The source of life: Why water is so valuable

GRAF on the Day of Water 2024

Water is life. But what significance does this endangered resource actually have for us humans? And how can we protect it?

It surrounds us, flows through us and supplies us: water. The element of acid and hydrogen is omnipresent. Despite its great importance for humans, we are hardly aware of its presence in everyday life. It flows naturally over our bodies when we shower in the morning, collects in puddles when it rains, seeps into the ground when we water our flowers and runs down our throats when we drink. Water is not called the source of life for nothing. After all, human life originated from water and is still only possible today thanks to water. In short: water is life.

Water for humans

But it is even more: it forms the basis of all life on our planet. It covers around 70 percent of the earth's surface and makes up around 60 percent of the human body. In addition, water fulfills many vital functions in the body. It transports nutrients and oxygen to the cells and organs, ensures the decomposition of food during digestion, enables the removal of waste products and regulates body temperature - especially in hot temperatures or when we exercise. Water also acts as a protective cushion and lubricant for joints and organs. It counteracts concentration problems and tiredness - provided we drink enough. According to the German Nutrition Society (DGE) the recommended daily intake of water for adults is around one and a half liters. We also need it for our other food. Without water, neither fruit nor vegetables grow, there is no milk, no meat and no fish. 

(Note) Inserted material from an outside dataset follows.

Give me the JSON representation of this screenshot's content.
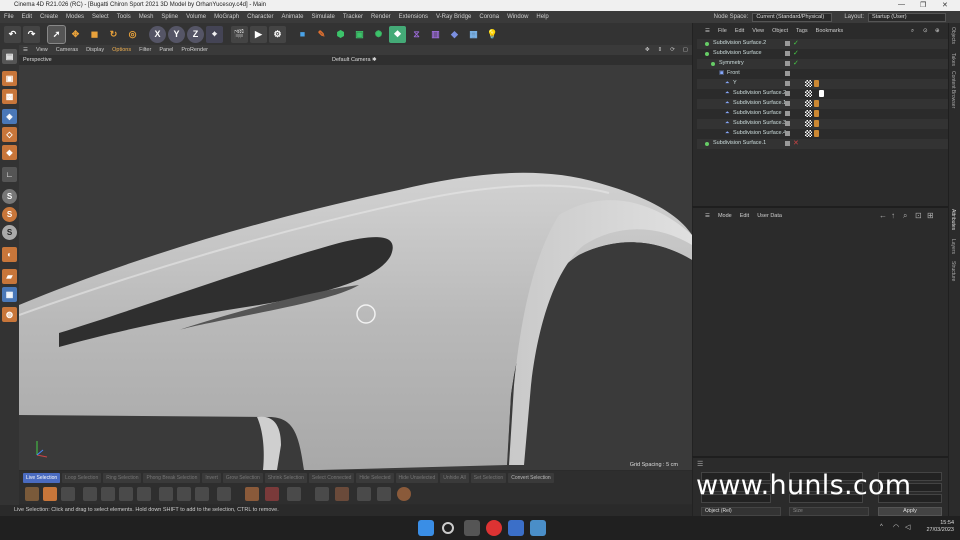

Water - an endless source?

Despite its crucial role for life on earth, water is a limited resource. Only about 2.5 percent of the world's water supply is fresh water. However, a large proportion of this only exists in bound form in permafrost soils, ice and snow. This small amount of fresh water is endangered by various factors. One of these is pollution with wastewater, chemicals and fertilizers from industry, agriculture and households. 

In addition, overuse is an acute problem in many parts of the world. More and more people around the world are consuming ever greater quantities of water. In Germany alone, each person uses an average of 128 liters of water per day - the equivalent of a full bathtub. The increasing demand for water in turn means that groundwater levels are sinking and bodies of water are drying up. Climate change is exacerbating the situation with more extreme weather events such as droughts and floods, which affect water availability and quality.

Protecting water - here's how

In view of these challenges, there is no way around protecting water resources responsibly. This starts with small changes in everyday life, such as showering instead of bathing or turning off the tap when washing your hands. However, it is just as important not to contaminate the water. Do not dispose of leftover food or medicines in the toilet or use compost instead of fertilizer. Just as important: rainwater can also be used more frequently and in more diverse ways. Rain barrels or cisterns can be used not only to water the garden at home, but also to run the toilet or washing machine. Intelligent retention and sponge solutions can also prevent the worst from happening even during heavy rainfall events. The collected water is thus returned to the cycle in a sensible way. 

The most important thing, however, is to raise awareness of the inestimable value of water and not to take it for granted when it is used in everyday life.